A teambuilding group at Arbortrek works through a spider wall activity.

Once that relationship has been established, a facilitator becomes a soup-to-nuts guide throughout the entire process: helping to establish goals, designing a program to meet those goals, taking a leadership role throughout the execution of the program, and structuring post-event review and assessment by the participants. Larger companies often employ a third-party consultant/planner to help with the process.

Adventura’s investment in this process is embodied in a widely differing pay structure. Certified facilitators with an appropriate educational background can earn $150 an hour, while recreational-park guides earn $22 an hour.

So why should you consider offering developmental programs? For one thing, well-conceived programs often have a high repeat-business rate. Chreist says that at Adventura, the recreational park has roughly a 25 percent return rate, while the developmental side has closer to a 65 percent return rate.

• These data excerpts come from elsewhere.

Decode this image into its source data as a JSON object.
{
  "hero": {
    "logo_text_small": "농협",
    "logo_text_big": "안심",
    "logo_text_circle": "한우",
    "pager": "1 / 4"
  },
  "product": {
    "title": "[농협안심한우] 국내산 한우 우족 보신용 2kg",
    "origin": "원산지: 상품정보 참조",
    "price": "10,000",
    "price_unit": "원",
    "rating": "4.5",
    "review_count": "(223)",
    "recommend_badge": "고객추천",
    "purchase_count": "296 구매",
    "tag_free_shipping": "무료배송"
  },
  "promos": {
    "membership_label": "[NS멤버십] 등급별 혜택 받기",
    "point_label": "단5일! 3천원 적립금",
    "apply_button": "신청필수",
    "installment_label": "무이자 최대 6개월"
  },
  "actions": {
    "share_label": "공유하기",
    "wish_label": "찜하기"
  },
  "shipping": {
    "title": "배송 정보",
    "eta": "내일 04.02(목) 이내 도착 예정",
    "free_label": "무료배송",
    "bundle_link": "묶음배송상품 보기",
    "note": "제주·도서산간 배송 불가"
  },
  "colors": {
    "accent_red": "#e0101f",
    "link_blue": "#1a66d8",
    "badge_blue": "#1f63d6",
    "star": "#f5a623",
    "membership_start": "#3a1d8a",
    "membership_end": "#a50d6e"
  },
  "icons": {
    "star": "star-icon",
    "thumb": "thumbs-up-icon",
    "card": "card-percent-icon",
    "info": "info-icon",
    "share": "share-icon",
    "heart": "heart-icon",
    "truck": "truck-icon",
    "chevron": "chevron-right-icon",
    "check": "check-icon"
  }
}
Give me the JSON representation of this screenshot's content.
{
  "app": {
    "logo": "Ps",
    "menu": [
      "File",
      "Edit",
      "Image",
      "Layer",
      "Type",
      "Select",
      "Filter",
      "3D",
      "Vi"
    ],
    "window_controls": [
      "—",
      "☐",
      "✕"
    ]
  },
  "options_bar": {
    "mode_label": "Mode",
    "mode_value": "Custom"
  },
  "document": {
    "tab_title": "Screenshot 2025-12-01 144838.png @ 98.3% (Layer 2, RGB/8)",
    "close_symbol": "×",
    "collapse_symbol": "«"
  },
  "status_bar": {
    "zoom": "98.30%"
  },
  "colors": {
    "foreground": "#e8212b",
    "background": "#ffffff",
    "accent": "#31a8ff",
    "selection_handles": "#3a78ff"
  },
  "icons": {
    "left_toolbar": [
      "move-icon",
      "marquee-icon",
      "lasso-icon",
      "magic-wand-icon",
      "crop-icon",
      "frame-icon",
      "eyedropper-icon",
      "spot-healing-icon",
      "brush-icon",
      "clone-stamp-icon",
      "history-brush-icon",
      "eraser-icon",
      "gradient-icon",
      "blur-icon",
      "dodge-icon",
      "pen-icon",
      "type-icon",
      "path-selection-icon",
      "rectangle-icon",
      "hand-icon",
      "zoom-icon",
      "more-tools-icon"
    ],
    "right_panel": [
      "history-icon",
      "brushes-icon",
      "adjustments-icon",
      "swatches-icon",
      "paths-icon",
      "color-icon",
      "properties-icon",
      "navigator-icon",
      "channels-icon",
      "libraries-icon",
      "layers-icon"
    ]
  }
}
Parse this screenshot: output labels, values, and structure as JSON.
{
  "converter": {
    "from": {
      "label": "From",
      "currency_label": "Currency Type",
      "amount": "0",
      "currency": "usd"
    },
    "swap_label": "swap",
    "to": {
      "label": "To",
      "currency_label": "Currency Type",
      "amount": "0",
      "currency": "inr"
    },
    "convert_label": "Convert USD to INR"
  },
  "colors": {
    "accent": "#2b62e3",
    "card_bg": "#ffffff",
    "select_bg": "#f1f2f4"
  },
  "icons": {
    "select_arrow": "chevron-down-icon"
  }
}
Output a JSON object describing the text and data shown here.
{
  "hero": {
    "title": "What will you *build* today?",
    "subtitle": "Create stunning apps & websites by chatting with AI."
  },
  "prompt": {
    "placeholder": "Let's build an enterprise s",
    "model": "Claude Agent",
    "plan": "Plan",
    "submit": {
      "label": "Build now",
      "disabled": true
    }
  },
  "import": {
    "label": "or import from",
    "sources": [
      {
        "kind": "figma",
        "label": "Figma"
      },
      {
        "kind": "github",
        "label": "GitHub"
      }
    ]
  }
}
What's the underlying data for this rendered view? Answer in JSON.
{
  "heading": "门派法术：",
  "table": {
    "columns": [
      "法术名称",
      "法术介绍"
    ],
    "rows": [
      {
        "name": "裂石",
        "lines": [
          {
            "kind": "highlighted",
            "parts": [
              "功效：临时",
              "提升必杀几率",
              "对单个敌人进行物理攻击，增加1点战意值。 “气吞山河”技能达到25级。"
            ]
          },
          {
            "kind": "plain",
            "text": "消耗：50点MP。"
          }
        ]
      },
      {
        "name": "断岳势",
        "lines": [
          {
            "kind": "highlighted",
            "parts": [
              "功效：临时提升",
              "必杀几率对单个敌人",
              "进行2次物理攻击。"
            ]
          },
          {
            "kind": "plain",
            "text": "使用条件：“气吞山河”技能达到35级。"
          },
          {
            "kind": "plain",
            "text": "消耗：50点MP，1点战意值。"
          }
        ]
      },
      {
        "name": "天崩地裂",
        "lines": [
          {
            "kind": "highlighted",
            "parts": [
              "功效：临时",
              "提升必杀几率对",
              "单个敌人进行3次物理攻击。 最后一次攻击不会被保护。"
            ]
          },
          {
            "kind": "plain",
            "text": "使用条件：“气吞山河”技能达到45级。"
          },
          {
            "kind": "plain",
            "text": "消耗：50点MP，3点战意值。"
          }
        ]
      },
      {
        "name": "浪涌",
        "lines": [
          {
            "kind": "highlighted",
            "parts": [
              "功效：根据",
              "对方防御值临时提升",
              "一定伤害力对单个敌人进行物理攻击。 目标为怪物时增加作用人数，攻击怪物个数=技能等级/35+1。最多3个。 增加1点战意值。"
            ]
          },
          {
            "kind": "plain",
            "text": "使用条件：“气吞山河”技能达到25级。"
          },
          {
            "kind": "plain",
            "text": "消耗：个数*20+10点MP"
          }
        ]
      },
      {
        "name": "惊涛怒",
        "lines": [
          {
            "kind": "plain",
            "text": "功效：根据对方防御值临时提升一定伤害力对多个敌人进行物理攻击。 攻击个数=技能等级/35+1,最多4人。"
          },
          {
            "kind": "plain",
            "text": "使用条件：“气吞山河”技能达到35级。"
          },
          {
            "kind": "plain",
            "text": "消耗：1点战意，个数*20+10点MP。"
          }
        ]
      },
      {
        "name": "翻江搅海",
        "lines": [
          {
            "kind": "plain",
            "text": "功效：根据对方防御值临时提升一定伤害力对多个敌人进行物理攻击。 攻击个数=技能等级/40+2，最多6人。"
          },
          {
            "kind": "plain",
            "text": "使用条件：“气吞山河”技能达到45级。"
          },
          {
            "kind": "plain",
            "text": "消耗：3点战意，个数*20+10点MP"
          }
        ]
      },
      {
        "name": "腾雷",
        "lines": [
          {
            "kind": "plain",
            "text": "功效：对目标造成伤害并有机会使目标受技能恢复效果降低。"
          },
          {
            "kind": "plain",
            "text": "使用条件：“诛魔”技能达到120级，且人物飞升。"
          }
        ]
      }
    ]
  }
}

Once that trust and authenticity has been established, companies, schools, and other organizations are likely to come back—say, the executive committee one year, the sales staff the next. Or the fifth-grade class for one session, sixth graders for another.

The initial marketing outreach can be a challenge. Sohl suggests canvassing the chamber of commerce and local businesses and doing research to find potential local and regional corporate business. But once a connection has been established, it often pans out as far more than just a one-shot deal.

So to answer the question posed at the beginning of this article: Not all adventure parks can address both commercial and developmental approaches. But as Adventura and others have demonstrated, the two can be coordinated to supplement one another.